Chronic neuropathic pain or painful neuroma is also possible after vasectomy due to injury of spermatic cord nervous structures. This type of post-surgical pain has primarily been described with nerve damage after other pelvic or inguinal surgery (Ducic et al, 2006), but has been reported to occur with vasectomy (Murovic et al, 2005). Traumatic neuralgia and neuroma can cause post-vasectomy pain but represent a completely separate entity and require different treatment as was noted in a six case series of this presentation of testicular pain after inguinal herniorrhaphy (Amid, 2006). Patients with traumatic neuralgia typically present earlier than classic PVPS patients (Christiansen and Sandlow, 2003). The neuropathic pain related to injury of a pelvic nerve can cause testicular pain (Ducic I, Dellon AL, 2000) but the presentation, etiology, and treatment options differ for these patients. The lack of pain after sex frequently differentiates this type of PVP from the much more common congestive PVP. There are anecdotal reports of some patients with neuroma or neuropathic pain improving with neurectomy or treatment with anticonvulsant medications such as Lyrica, Neurontin, Tegretol, or Gabatril.
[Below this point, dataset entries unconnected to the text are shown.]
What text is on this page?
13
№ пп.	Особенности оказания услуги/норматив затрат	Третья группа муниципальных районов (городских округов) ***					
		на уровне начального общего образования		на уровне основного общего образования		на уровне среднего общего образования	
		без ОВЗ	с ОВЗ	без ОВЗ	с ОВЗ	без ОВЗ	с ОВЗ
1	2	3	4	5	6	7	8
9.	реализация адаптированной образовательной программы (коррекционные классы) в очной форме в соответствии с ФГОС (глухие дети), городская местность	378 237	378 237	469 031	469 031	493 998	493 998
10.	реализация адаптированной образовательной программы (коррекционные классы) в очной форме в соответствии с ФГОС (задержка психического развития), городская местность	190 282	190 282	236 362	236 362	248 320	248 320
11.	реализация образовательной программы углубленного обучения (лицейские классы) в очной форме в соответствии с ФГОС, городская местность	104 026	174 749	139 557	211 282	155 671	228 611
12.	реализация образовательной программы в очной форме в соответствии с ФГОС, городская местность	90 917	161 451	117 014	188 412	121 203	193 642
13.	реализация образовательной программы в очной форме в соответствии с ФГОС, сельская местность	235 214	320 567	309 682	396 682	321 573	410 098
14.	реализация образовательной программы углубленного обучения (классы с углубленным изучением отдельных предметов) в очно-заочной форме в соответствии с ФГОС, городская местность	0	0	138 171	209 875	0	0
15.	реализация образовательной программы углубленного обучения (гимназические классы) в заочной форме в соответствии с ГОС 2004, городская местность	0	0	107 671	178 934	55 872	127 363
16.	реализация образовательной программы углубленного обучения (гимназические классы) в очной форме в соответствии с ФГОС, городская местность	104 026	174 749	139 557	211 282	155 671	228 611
You can see from the medical studies above you are not alone. Persistent pain after vasectomy has been described in the Urological literature since the late 1970's. There are effective treatments for many types of persistent pain after vasectomy. Any pain that lasts longer than three months requires specialist evaluation. Treatment options vary based on the diagnosis that follows a physical exam of the scrotal contents, any needed laboratory studies, and a scrotal ultrasound if indicated. Most of the time, ruling out other possibilities for the pain is a necessary, albeit frustrating process.